Kedua, mekanisme secara tidak langsung. Baitul mal dapat mewujudkan kesejahteraan rakyat dengan adanya pemasukan yang besar dan sah sesuai syariat. Sebagai contoh, pengelolaan kepemilikan umum yakni tambang, gas, minyak, dan SDA lainnya. Kharaj, jizyah, fa’i, dan zakat yang dikelola secara transparan untuk kepentingan rakyat.

Pemasukan-pemasukan tersebut menjadikan negara mampu menjamin tersedianya berbagai pelayanan gratis dan berkualitas, mulai dari pendidikan, hingga edukasi yang menyeluruh tentang gizi masyarakat. Alhasil, beragam problem stunting dan masalah gizi lainnya dapat teratasi secara dini. Sebab dalam sistem Islam, negara hadir secara nyata sebagai pengurus dan perisai. Bukan sebaliknya seperti yang terjadi saat ini, negara hanya sebatas regulator dan fasilitator bagi segelintir elit.

Negara akan memastikan meratanya distribusi harta kekayaan dan tepat sasaran berdasarkan data yang valid.
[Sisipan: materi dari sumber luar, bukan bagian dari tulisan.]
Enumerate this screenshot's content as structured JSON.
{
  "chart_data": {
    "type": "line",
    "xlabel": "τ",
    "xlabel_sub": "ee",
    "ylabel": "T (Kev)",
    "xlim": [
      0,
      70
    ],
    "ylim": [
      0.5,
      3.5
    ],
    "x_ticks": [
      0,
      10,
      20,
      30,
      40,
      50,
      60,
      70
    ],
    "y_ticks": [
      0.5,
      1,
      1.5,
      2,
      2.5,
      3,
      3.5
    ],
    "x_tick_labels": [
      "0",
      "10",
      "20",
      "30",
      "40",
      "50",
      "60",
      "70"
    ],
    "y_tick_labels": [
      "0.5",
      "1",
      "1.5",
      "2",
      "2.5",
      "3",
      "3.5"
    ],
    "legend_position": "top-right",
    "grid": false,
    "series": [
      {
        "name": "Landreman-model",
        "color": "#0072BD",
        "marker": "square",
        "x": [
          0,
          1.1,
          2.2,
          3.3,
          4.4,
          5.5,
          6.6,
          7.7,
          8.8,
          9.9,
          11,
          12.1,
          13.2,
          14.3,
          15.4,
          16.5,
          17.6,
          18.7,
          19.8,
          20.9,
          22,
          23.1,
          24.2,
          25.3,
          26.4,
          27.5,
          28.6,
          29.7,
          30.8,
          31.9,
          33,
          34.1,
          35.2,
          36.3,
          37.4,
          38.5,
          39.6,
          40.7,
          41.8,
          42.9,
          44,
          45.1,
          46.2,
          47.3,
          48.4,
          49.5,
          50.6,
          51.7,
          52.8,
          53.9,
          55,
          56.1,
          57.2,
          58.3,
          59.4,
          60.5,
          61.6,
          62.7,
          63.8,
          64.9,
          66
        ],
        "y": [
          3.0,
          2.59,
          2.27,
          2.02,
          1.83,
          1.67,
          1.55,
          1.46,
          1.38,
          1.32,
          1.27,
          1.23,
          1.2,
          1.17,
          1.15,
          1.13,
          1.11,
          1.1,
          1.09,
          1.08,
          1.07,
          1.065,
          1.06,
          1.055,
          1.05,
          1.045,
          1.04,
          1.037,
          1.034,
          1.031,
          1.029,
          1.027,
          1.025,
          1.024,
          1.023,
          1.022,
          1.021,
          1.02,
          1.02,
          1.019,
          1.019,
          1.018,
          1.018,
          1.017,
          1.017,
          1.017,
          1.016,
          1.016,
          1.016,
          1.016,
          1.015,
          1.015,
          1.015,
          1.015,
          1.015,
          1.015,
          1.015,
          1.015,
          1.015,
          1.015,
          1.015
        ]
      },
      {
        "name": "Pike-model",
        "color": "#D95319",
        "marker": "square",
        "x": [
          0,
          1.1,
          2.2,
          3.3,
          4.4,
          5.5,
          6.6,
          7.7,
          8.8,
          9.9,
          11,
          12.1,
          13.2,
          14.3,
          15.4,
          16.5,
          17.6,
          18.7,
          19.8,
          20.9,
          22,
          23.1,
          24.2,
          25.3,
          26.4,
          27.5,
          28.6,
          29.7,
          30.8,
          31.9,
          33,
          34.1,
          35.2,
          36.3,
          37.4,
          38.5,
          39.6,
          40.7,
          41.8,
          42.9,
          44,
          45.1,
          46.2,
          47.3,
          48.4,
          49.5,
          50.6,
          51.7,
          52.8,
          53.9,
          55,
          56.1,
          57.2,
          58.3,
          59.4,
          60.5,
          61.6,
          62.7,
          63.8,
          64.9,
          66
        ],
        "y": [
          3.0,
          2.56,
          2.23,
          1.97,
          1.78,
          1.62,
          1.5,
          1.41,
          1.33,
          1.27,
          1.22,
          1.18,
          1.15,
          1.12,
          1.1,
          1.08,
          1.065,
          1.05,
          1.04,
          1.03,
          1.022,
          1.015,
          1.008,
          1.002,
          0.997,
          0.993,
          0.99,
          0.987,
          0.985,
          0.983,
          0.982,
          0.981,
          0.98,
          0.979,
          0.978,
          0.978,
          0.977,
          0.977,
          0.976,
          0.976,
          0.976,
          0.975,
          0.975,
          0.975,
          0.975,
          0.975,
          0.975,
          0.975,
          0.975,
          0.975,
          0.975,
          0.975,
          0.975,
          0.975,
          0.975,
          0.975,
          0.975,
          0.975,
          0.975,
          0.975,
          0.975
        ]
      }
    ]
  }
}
Negara akan mengoptimalkan, bahkan berupaya agar tidak terjadi inflasi, sekaligus menjaga daya beli masyarakat agar stabil. Sehingga, masyarakat tidak harus membayar mahal untuk bisa mendapatkan makanan bergizi dan berkualitas.

Dengan demikian, hanya sistem Islam lah solusi mendasar yang dibutuhkan umat. Islam hadir dalam mengatur seluruh aspek kehidupan. Tidak hanya kebutuhan pangan bergizi saja yang terpenuhi. Tetapi juga, kebutuhan pokok lainnya seperti kesehatan, keamanan, pendidikan, keadilan hukum dan sebagainya.

Oleh karena itu, didasari keimanan dan ketakwaan kepada Allah Swt, seorang pemimpin akan benar-benar menjaga dan melindungi rakyat. Kehadirannya mampu menjamin seluruh kebutuhan rakyat, tanpa membedakan status dan kedudukan. Sehingga, kemaslahatan dan kesejahteraan pun dapat dirasakan seluruh umat baik muslim maupun nonmuslim.